Przesadne przyspieszanie swojego procesu rozwoju i transformacji, może prędzej doprowadzić do przepalenia się bezpieczników, zamiast osiągnięcia upragnionego celu.
Wyobraź sobie wieżowiec, który na ostatnim piętrze ma taras, z którego roztacza się piękny widok na panoramę miasta. Winda się popsuła. Idziesz na klatkę schodową. Wchodzisz na pierwszy poziom i schody się kończą. Są za to drzwi z numerem 1, przechodzisz przez nie i znajdujesz się w pomieszczeniu, w którym są kolejne drzwi odpowiednio z numerami 2, 3 i 4. Logicznym wydaje się, że powinieneś przejść przez drzwi z numerem 2, ale korci Cię aby być już dalej i szybciej, więc chwytasz z rozpędem za klamkę drzwi z numerem 4 i o mały włos a spadłbyś w przepaść. Okazuje się na progu, że za drzwiami z numerem 4 jest wielka dziura i gdzieś chen w oddali widać klatkę schodową i obok drzwi z numerem 3. Podekscytowany biegniesz do drzwi z numerem 3 iii... historia się powtarza. Już wiesz, że musisz przejść przez odpowiednie drzwi, w odpowiednim momencie, aby przejść do kolejnego etapu swej podróży.
Pewnych spraw się nie przeskoczy i nie ma w tym nic złego. Musimy doświadczyć określonych sytuacji, poznać pewnych ludzi i zdobyć potrzebne nam umiejętności, by w pełni radości i satysfakcji doświadczać kolejnych etapów tej pięknej zabawy zwanej ŻYCIE.
A co ze strefą komfortu?
Jak sama nazwa wskazuje daje Ci poczucie komfortu, innymi słowy poczucie bezpieczeństwa. I choć może czasem jest ono złudne i przypomina złotą klatkę, widocznie jest Ci na ten moment potrzebne.
Z materią bywa tak, że im bardziej napieramy, tym większy opór napotykamy. Walcząc na siłę z własną strefą komfortu, burząc kilofem swoje pieczołowicie przez lata stawiane mury obronne, dostaniemy zadyszki a i tak będziemy stać w tym samym punkcie...

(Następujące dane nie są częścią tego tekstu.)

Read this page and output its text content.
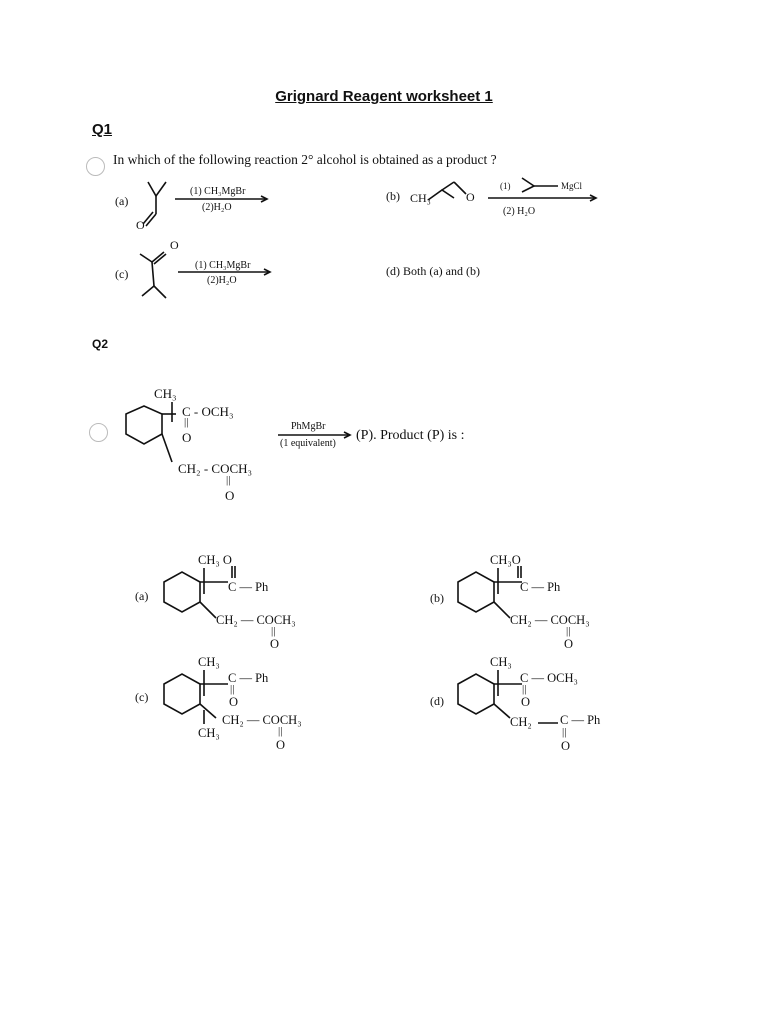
Grignard Reagent worksheet 1
Q1
In which of the following reaction 2° alcohol is obtained as a product ?
(a)
O
(1) CH₃MgBr
(2)H₂O
(b) CH₃	O
(1)	MgCl
(2) H₂O
(c)
O
(1) CH₃MgBr
(2)H₂O
(d) Both (a) and (b)
Q2
CH₃
C - OCH₃
||
O
CH₂ - COCH₃
||
O
PhMgBr
(1 equivalent)
(P). Product (P) is :
(a)
CH₃ O
C — Ph
CH₂ — COCH₃
||
O
(b)
CH₃O
C — Ph
CH₂ — COCH₃
||
O
(c)
CH₃
C — Ph
||
O
CH₂ — COCH₃
||
O
CH₃
(d)
CH₃
C — OCH₃
||
O
CH₂ C — Ph
||
O
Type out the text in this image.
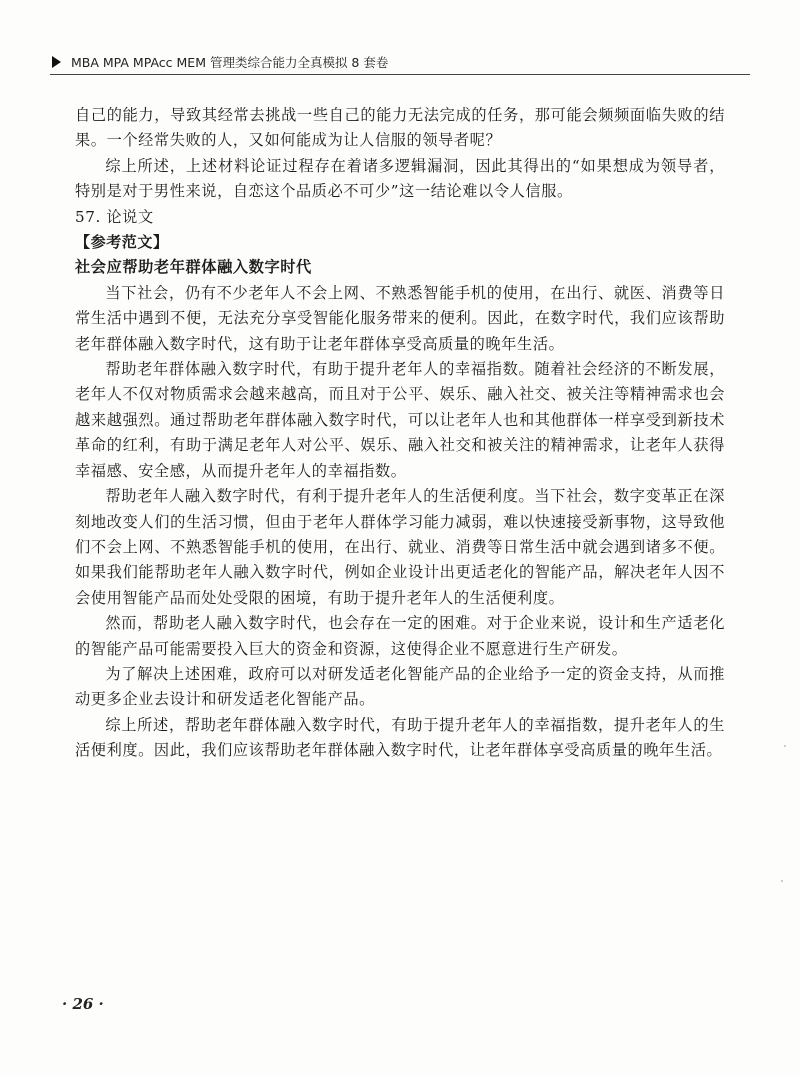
MBA MPA MPAcc MEM 管理类综合能力全真模拟 8 套卷

自己的能力，导致其经常去挑战一些自己的能力无法完成的任务，那可能会频频面临失败的结果。一个经常失败的人，又如何能成为让人信服的领导者呢？

综上所述，上述材料论证过程存在着诸多逻辑漏洞，因此其得出的“如果想成为领导者，特别是对于男性来说，自恋这个品质必不可少”这一结论难以令人信服。

57. 论说文

【参考范文】

社会应帮助老年群体融入数字时代

当下社会，仍有不少老年人不会上网、不熟悉智能手机的使用，在出行、就医、消费等日常生活中遇到不便，无法充分享受智能化服务带来的便利。因此，在数字时代，我们应该帮助老年群体融入数字时代，这有助于让老年群体享受高质量的晚年生活。

帮助老年群体融入数字时代，有助于提升老年人的幸福指数。随着社会经济的不断发展，老年人不仅对物质需求会越来越高，而且对于公平、娱乐、融入社交、被关注等精神需求也会越来越强烈。通过帮助老年群体融入数字时代，可以让老年人也和其他群体一样享受到新技术革命的红利，有助于满足老年人对公平、娱乐、融入社交和被关注的精神需求，让老年人获得幸福感、安全感，从而提升老年人的幸福指数。

帮助老年人融入数字时代，有利于提升老年人的生活便利度。当下社会，数字变革正在深刻地改变人们的生活习惯，但由于老年人群体学习能力减弱，难以快速接受新事物，这导致他们不会上网、不熟悉智能手机的使用，在出行、就业、消费等日常生活中就会遇到诸多不便。如果我们能帮助老年人融入数字时代，例如企业设计出更适老化的智能产品，解决老年人因不会使用智能产品而处处受限的困境，有助于提升老年人的生活便利度。

然而，帮助老人融入数字时代，也会存在一定的困难。对于企业来说，设计和生产适老化的智能产品可能需要投入巨大的资金和资源，这使得企业不愿意进行生产研发。

为了解决上述困难，政府可以对研发适老化智能产品的企业给予一定的资金支持，从而推动更多企业去设计和研发适老化智能产品。

综上所述，帮助老年群体融入数字时代，有助于提升老年人的幸福指数，提升老年人的生活便利度。因此，我们应该帮助老年群体融入数字时代，让老年群体享受高质量的晚年生活。

· 26 ·
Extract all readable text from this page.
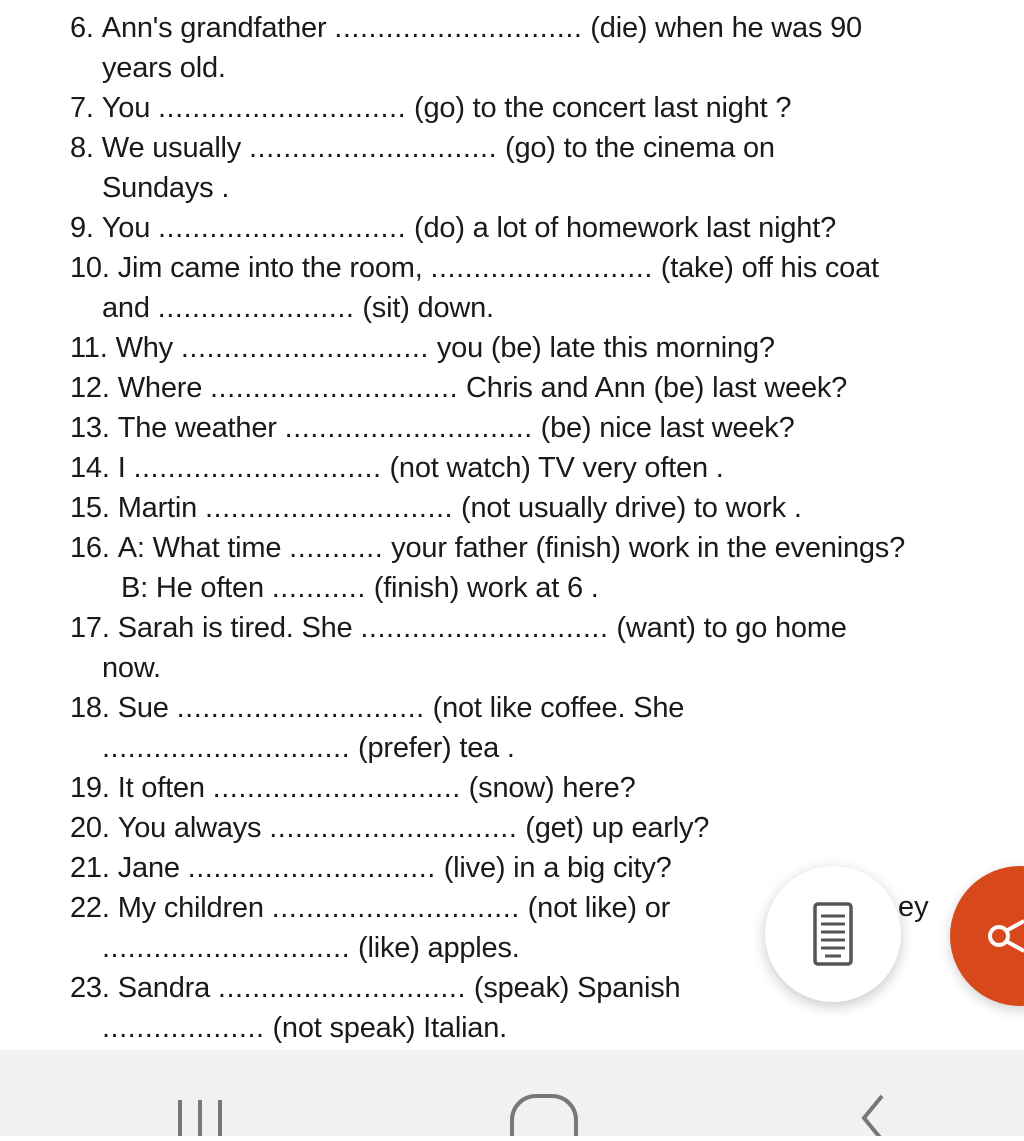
6. Ann's grandfather ............................. (die) when he was 90
years old.
7. You ............................. (go) to the concert last night ?
8. We usually ............................. (go) to the cinema on
Sundays .
9. You ............................. (do) a lot of homework last night?
10. Jim came into the room, .......................... (take) off his coat
and ....................... (sit) down.
11. Why ............................. you (be) late this morning?
12. Where ............................. Chris and Ann (be) last week?
13. The weather ............................. (be) nice last week?
14. I ............................. (not watch) TV very often .
15. Martin ............................. (not usually drive) to work .
16. A: What time ........... your father (finish) work in the evenings?
B: He often ........... (finish) work at 6 .
17. Sarah is tired. She ............................. (want) to go home
now.
18. Sue ............................. (not like coffee. She
............................. (prefer) tea .
19. It often ............................. (snow) here?
20. You always ............................. (get) up early?
21. Jane ............................. (live) in a big city?
22. My children ............................. (not like) or
............................. (like) apples.
23. Sandra ............................. (speak) Spanish
................... (not speak) Italian.
ey
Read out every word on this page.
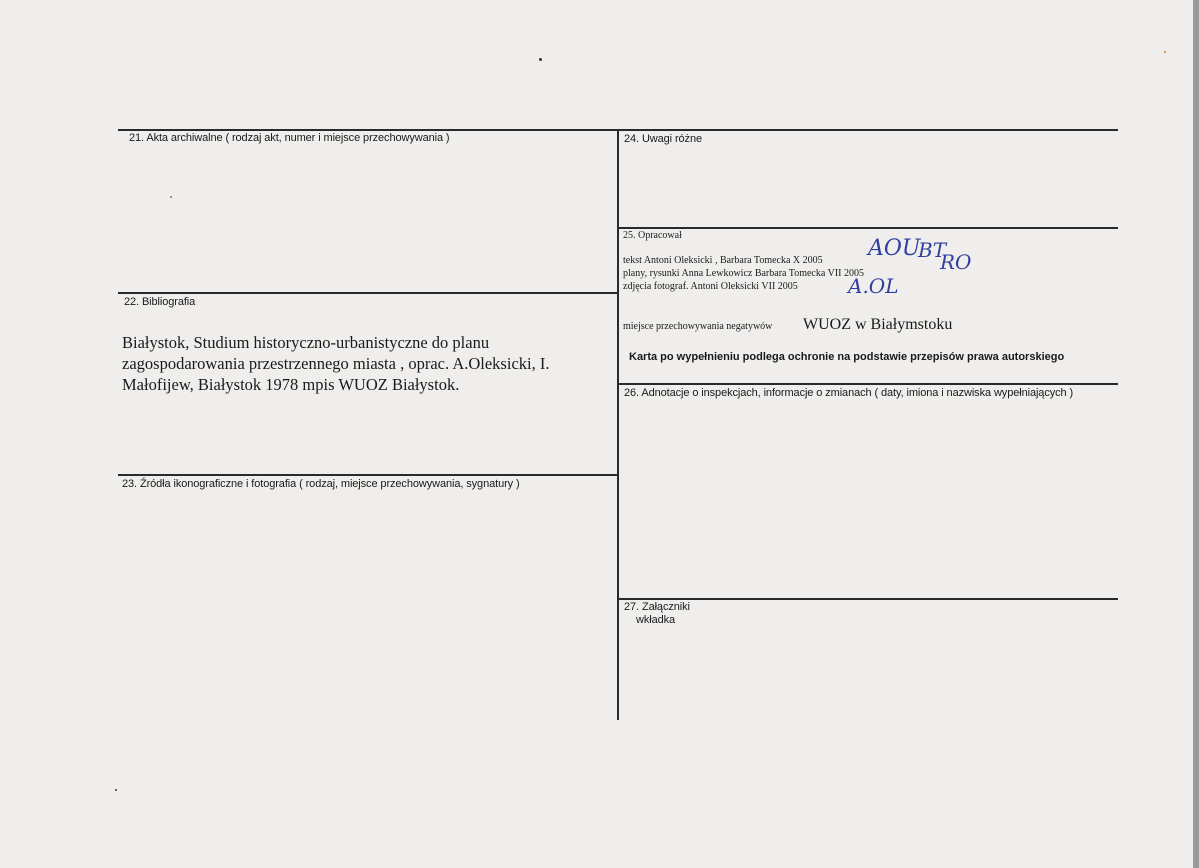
21. Akta archiwalne ( rodzaj akt, numer i miejsce przechowywania )
22. Bibliografia
23. Źródła ikonograficzne i fotografia ( rodzaj, miejsce przechowywania, sygnatury )
24. Uwagi różne
25. Opracował
26. Adnotacje o inspekcjach, informacje o zmianach ( daty, imiona i nazwiska wypełniających )
27. Załączniki
Białystok, Studium historyczno-urbanistyczne do planu
zagospodarowania przestrzennego miasta , oprac. A.Oleksicki, I.
Małofijew, Białystok 1978 mpis WUOZ Białystok.
tekst Antoni Oleksicki , Barbara Tomecka X 2005
plany, rysunki Anna Lewkowicz Barbara Tomecka VII 2005
zdjęcia fotograf. Antoni Oleksicki VII 2005
AOU
A.OL
BT
RO
miejsce przechowywania negatywów WUOZ w Białymstoku
Karta po wypełnieniu podlega ochronie na podstawie przepisów prawa autorskiego
wkładka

Strefa komfortu jest dla nas kolejnym "drogowskazem". Dopóki nie zajrzysz do środka i nie zobaczysz jakie skarby tam trzymasz i właściwie jaki obszar zatacza Twoja strefa komfortu. Wychodzenie z niej, będzie przypominać porzucenie pijanego bezdomnego w ciemnym lesie, z paczką zapałek w kieszeni, aniżeli rozważnego wędrowca, który zna swoje zasoby, ma mapę i ma miejsce, do którego może wrócić.
Twoje zadanie to stać się tym rozważnym wędrowcem.
Bo może się okazać, że wcale nie musisz nigdzie wychodzi. Może w Twojej strefie jest pełno skarbów i ogromna przestrzeń to eksplorowania i doświadczania życia, a Ty stoisz gdzieś z boczku i próbujesz przebić głową mur, bo jakiś "Guru" powiedział, że tak trzeba.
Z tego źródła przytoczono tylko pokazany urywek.